Patients' attitudes and perceptions of two health-related quality-of-life questionnaires used to collect patient-reported outcome measures in the English National Health Service: A qualitative study of patients undergoing cardiac interventions.
Matata BM., Hinder S., Steele S., Gibbons E., Jackson M.
OBJECTIVES: To explore patients' views on the EuroQol-5D and Coronary Revascularisation Outcome Questionnaire, tools currently used for collecting patient-reported outcome measures in the English National Health Service. The key questions were as follows: (1) whether patients consider them sensitive enough to detect change in their health after cardiovascular disease interventions and (2) whether they consider the health-related quality-of-life questions as meaningful. METHODS: Data were collected on patients' views using focus groups. We held four focus groups selecting participants on the basis of their baseline and follow-up EuroQol-5D scores. Data were analysed using framework analysis and grounded theory.

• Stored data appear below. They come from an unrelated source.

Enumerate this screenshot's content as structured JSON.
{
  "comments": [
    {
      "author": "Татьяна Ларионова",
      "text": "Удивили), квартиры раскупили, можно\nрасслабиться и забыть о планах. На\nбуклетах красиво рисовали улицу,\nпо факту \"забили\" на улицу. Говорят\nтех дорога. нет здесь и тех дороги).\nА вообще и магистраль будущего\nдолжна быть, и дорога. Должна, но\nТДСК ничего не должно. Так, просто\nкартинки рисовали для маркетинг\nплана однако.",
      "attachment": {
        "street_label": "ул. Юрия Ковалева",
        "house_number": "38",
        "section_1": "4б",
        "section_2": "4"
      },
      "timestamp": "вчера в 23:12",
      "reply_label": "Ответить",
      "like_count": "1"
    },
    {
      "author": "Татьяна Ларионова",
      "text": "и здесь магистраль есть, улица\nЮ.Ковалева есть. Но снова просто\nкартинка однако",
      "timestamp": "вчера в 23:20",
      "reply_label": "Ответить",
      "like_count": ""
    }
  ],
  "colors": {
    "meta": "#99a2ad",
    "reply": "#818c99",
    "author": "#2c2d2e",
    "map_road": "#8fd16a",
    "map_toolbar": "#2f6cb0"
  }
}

RESULTS: Focus group participants confirmed that they had derived substantial health benefits from their cardiac interventions despite the lack of measurable effects on the EuroQol-5D scores. Participants felt that the EuroQol-5D questionnaire was limited because of the following reasons: Their health fluctuates from day to day.They had difficulty assessing their general health status on the visual analogue scale.They felt that the Coronary Revascularisation Outcome Questionnaire was limited because of the following reasons: They did not understand the clinical terms used.The impact of tiredness on their quality of life was not captured.They were unable to distinguish between the effects of their heart condition and other health issues.Additionally, neither questionnaire considers the adjustments people have made to their domestic arrangements to improve their health-related quality of life. CONCLUSION: This study provides evidence that the two questionnaires do not capture some aspects of health that patients consider important. Furthermore, the presence of co-morbidities masks the symptoms relating to the heart disease and the effect of their cardiac interventions. Future work on patient-reported outcome measures should consider developing new questionnaires that address these major concerns.